Empregado de supermercado acusado de fraude é demitido por justa causa e ganha R$ 10 mil por danos morais

29/03/2016

A 9ª Câmara do TRT-15 acolheu parcialmente o recurso de um trabalhador de supermercado, demitido por justa causa por ser acusado de ter cometido fraude na compra de produtos no próprio ambiente de trabalho, e reverteu a justa causa arbitrada em primeira instância, pela 4ª Vara do Trabalho de Ribeirão Preto, bem como condenou o supermercado a pagar ao reclamante R$ 10 mil, como indenização por danos morais.

Segundo constou dos autos, o reclamante comprou, no dia 30 de julho de 2012, no estabelecimento da reclamada, onde trabalhava, três bolinhos e um leite fermentado. Quando fazia o pagamento, percebeu que o caixa tinha deixado de cobrar um bolinho, e então ele retornou ao mesmo caixa e efetuou o regular pagamento da mercadoria (R$ 2,00). Segundo afirmou, porém, a reclamada o dispensou mesmo assim por justa causa, “após ter sido indevidamente acusado de ter se apropriado da mercadoria (um bolinho), pelo segurança e pelo gerente”.

O reclamante, em sua defesa, afirmou que o supermercado “não comprovou a justa causa motivadora da rescisão contratual, conforme lhe incumbia” e por isso insistiu que a rescisão contratual por justa causa fosse convolada em dispensa imotivada, com o pagamento das respectivas verbas rescisórias e das multas dos arts. 467 e 477 da CLT, bem como a sua condenação ao pagamento de indenização por danos morais no valor de R$ 150 mil.

A reclamada se defendeu, alegando que “a justa causa foi aplicada após apuração dos fatos, em regular sindicância administrativa, na qual se apurou um esquema envolvendo o caixa, o reclamante e outro empregado para o registro de mercadoria em quantidade menor do que a devida”.

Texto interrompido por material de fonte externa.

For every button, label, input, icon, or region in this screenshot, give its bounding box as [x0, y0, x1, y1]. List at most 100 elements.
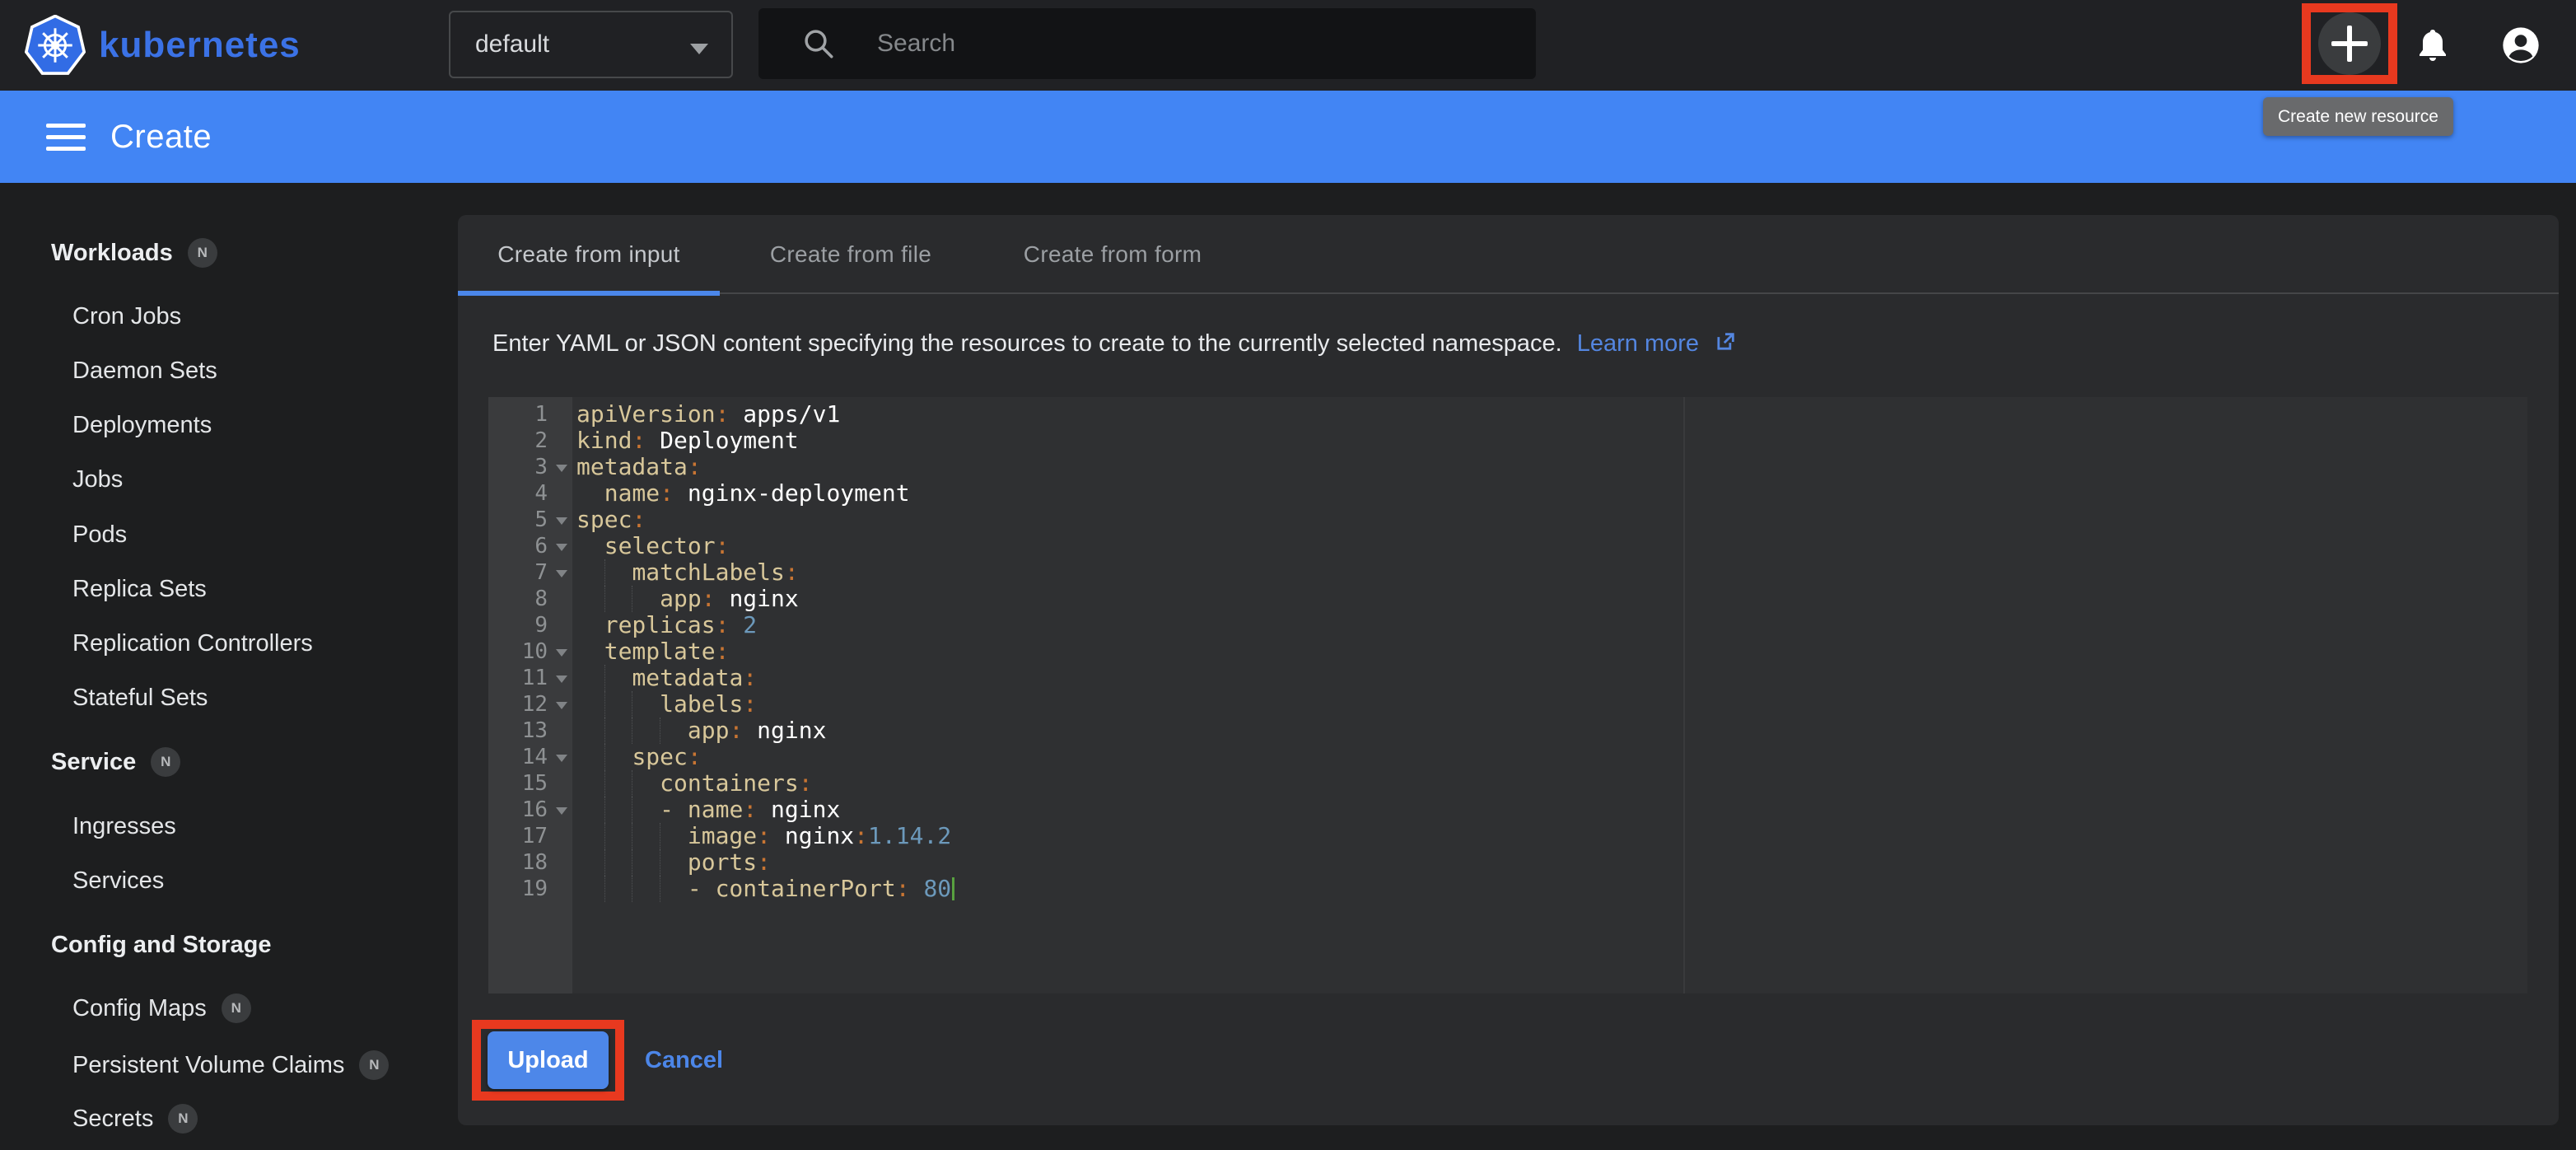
- search-icon: [801, 26, 836, 61]
- sidebar-item-persistent-volume-claims[interactable]: Persistent Volume ClaimsN: [72, 1047, 389, 1083]
- sidebar-item-config-and-storage[interactable]: Config and Storage: [51, 927, 271, 963]
- indent-guide: [604, 797, 605, 823]
- learn-more-link[interactable]: Learn more: [1577, 330, 1699, 357]
- fold-arrow-icon[interactable]: [556, 465, 567, 472]
- tab-create-from-file[interactable]: Create from file: [720, 215, 982, 294]
- code-text: app: nginx: [572, 718, 826, 744]
- code-text: spec:: [572, 744, 702, 770]
- line-number: 19: [488, 876, 572, 902]
- code-line-19: 19 - containerPort: 80: [488, 876, 2527, 902]
- sidebar-item-pods[interactable]: Pods: [72, 517, 127, 553]
- sidebar-item-replica-sets[interactable]: Replica Sets: [72, 571, 207, 607]
- fold-arrow-icon[interactable]: [556, 544, 567, 551]
- line-number: 18: [488, 849, 572, 876]
- code-text: matchLabels:: [572, 559, 799, 586]
- indent-guide: [604, 770, 605, 797]
- code-line-8: 8 app: nginx: [488, 586, 2527, 612]
- account-button[interactable]: [2499, 0, 2542, 91]
- sidebar-item-deployments[interactable]: Deployments: [72, 407, 212, 443]
- namespaced-badge: N: [151, 747, 180, 777]
- code-text: name: nginx-deployment: [572, 480, 910, 507]
- search-input[interactable]: Search: [758, 8, 1536, 79]
- sidebar-item-replication-controllers[interactable]: Replication Controllers: [72, 625, 313, 661]
- line-number: 4: [488, 480, 572, 507]
- code-text: metadata:: [572, 665, 757, 691]
- chevron-down-icon: [690, 44, 708, 54]
- indent-guide: [604, 691, 605, 718]
- sidebar-item-secrets[interactable]: SecretsN: [72, 1101, 198, 1137]
- line-number: 17: [488, 823, 572, 849]
- line-number: 10: [488, 638, 572, 665]
- code-text: spec:: [572, 507, 646, 533]
- code-line-11: 11 metadata:: [488, 665, 2527, 691]
- description-text: Enter YAML or JSON content specifying th…: [492, 330, 1562, 357]
- code-line-13: 13 app: nginx: [488, 718, 2527, 744]
- account-icon: [2499, 24, 2542, 67]
- line-number: 5: [488, 507, 572, 533]
- namespaced-badge: N: [222, 993, 251, 1023]
- code-text: template:: [572, 638, 729, 665]
- namespaced-badge: N: [168, 1104, 198, 1134]
- editor-description: Enter YAML or JSON content specifying th…: [492, 330, 1737, 358]
- code-text: replicas: 2: [572, 612, 757, 638]
- fold-arrow-icon[interactable]: [556, 807, 567, 815]
- tab-bar: Create from inputCreate from fileCreate …: [458, 215, 2559, 294]
- line-number: 16: [488, 797, 572, 823]
- create-tooltip: Create new resource: [2263, 97, 2453, 136]
- text-cursor: [952, 877, 954, 900]
- sidebar-item-label: Service: [51, 749, 136, 776]
- sidebar-item-ingresses[interactable]: Ingresses: [72, 808, 176, 844]
- top-bar: kubernetes default Search: [0, 0, 2576, 91]
- kubernetes-logo[interactable]: kubernetes: [25, 0, 301, 91]
- code-text: ports:: [572, 849, 771, 876]
- yaml-editor[interactable]: 1apiVersion: apps/v12kind: Deployment3me…: [488, 397, 2527, 993]
- namespace-value: default: [475, 30, 549, 58]
- sidebar-item-daemon-sets[interactable]: Daemon Sets: [72, 353, 217, 389]
- sidebar-item-label: Pods: [72, 521, 127, 549]
- sidebar-item-cron-jobs[interactable]: Cron Jobs: [72, 298, 181, 334]
- fold-arrow-icon[interactable]: [556, 702, 567, 709]
- sidebar-item-stateful-sets[interactable]: Stateful Sets: [72, 680, 208, 716]
- fold-arrow-icon[interactable]: [556, 676, 567, 683]
- code-text: containers:: [572, 770, 813, 797]
- indent-guide: [604, 718, 605, 744]
- line-number: 1: [488, 401, 572, 428]
- code-text: metadata:: [572, 454, 702, 480]
- code-line-3: 3metadata:: [488, 454, 2527, 480]
- fold-arrow-icon[interactable]: [556, 755, 567, 762]
- sidebar-item-label: Daemon Sets: [72, 358, 217, 385]
- sidebar-item-label: Deployments: [72, 412, 212, 439]
- code-line-18: 18 ports:: [488, 849, 2527, 876]
- fold-arrow-icon[interactable]: [556, 649, 567, 657]
- fold-arrow-icon[interactable]: [556, 570, 567, 577]
- create-annotation-box: [2302, 3, 2397, 84]
- line-number: 9: [488, 612, 572, 638]
- menu-button[interactable]: [46, 124, 86, 151]
- namespace-selector[interactable]: default: [449, 11, 733, 78]
- sidebar-item-service[interactable]: Service N: [51, 744, 180, 780]
- code-line-17: 17 image: nginx:1.14.2: [488, 823, 2527, 849]
- cancel-button[interactable]: Cancel: [645, 1045, 723, 1075]
- code-text: app: nginx: [572, 586, 799, 612]
- fold-arrow-icon[interactable]: [556, 517, 567, 525]
- line-number: 13: [488, 718, 572, 744]
- code-line-1: 1apiVersion: apps/v1: [488, 401, 2527, 428]
- indent-guide: [604, 665, 605, 691]
- sidebar-item-label: Ingresses: [72, 813, 176, 840]
- code-text: apiVersion: apps/v1: [572, 401, 840, 428]
- line-number: 14: [488, 744, 572, 770]
- line-number: 11: [488, 665, 572, 691]
- sidebar-item-config-maps[interactable]: Config MapsN: [72, 990, 251, 1026]
- sidebar-item-services[interactable]: Services: [72, 862, 164, 899]
- indent-guide: [604, 586, 605, 612]
- tab-create-from-input[interactable]: Create from input: [458, 215, 720, 294]
- sidebar-item-jobs[interactable]: Jobs: [72, 461, 123, 498]
- tab-create-from-form[interactable]: Create from form: [982, 215, 1244, 294]
- upload-button[interactable]: Upload: [488, 1031, 609, 1089]
- active-tab-underline: [458, 291, 720, 296]
- sidebar-item-workloads[interactable]: WorkloadsN: [51, 235, 217, 271]
- notifications-button[interactable]: [2413, 0, 2452, 91]
- create-new-resource-button[interactable]: [2318, 12, 2381, 75]
- code-line-6: 6 selector:: [488, 533, 2527, 559]
- namespaced-badge: N: [359, 1050, 389, 1080]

O relator do acórdão, desembargador Luiz Antonio Lazarim, afirmou que “a justa causa, como fato ensejador da rescisão do contrato de trabalho, deve se apresentar inconteste, haja vista a violência que encerra o pacto laboral e as consequências indesejáveis que a ela estão atreladas, sendo ônus do empregador que alega comprovar a efetividade dos seus motivos (art. 818 da CLT e art. 333, I, do CPC)”.

O colegiado afirmou, em sua conclusão, que a reclamada “não se desvencilhou de seu ônus probatório”, uma vez que o próprio preposto da reclamada, que coordenou e orientou a sindicância interna para apuração da falta grave supostamente cometida pelo reclamante, em depoimento pessoal, reconheceu que “não ficou claro o elemento subjetivo caracterizador do ilícito, ou seja, a intenção do autor de se apropriar de mercadoria não quitada, fato que também não se extrai, de forma cabal, da prova testemunhal”.

O acórdão ressaltou que “as compras diretas efetuadas pelo empregado no estabelecimento do empregador exigem deste cautelas adicionais, ante a possibilidade de desvios de conduta do ser humano, impondo controle e fiscalização rígidos, para comprovar atos faltosos do empregado, que justifiquem a ruptura contratual por justa causa”, No caso, “não comprovada a justa causa alegada pela reclamada”, a Câmara determinou o pagamento das verbas rescisórias (saldo de salário, aviso prévio indenizado, férias proporcionais mais 1/3, 13º salário proporcional, FGTS mais multa de 40%), e ainda indenização por dano moral em R$ 10 mil, considerando-se que “a imputação ao empregado da autoria de ato criminoso é circunstância suficiente para comprovar o abalo à honra e à dignidade do trabalhador, mormente no caso dos autos, em que todo o procedimento rescisório contou com a participação da mãe do autor (menor), a qual se encontrava, à época, em tratamento quimioterápico”. O acórdão afirmou que, nesse contexto, o empregador tem o dever de reparação, mas ressaltou que esta “não tem a finalidade de enriquecer ou empobrecer as partes envolvidas, nem de apagar os efeitos da lesão, mas sim de reparar os danos”, e por isso não aceitou o pedido inicial do trabalhador, no valor de R$ 150 mil, arbitrando R$ 10 mil, “quantia que atende ao princípio da razoabilidade, à extensão do dano, ao grau de culpabilidade, sendo suficiente para atingir o efeito pedagógico da condenação”, concluiu.(Processo 001388-69.2012.5.15.0067 RO).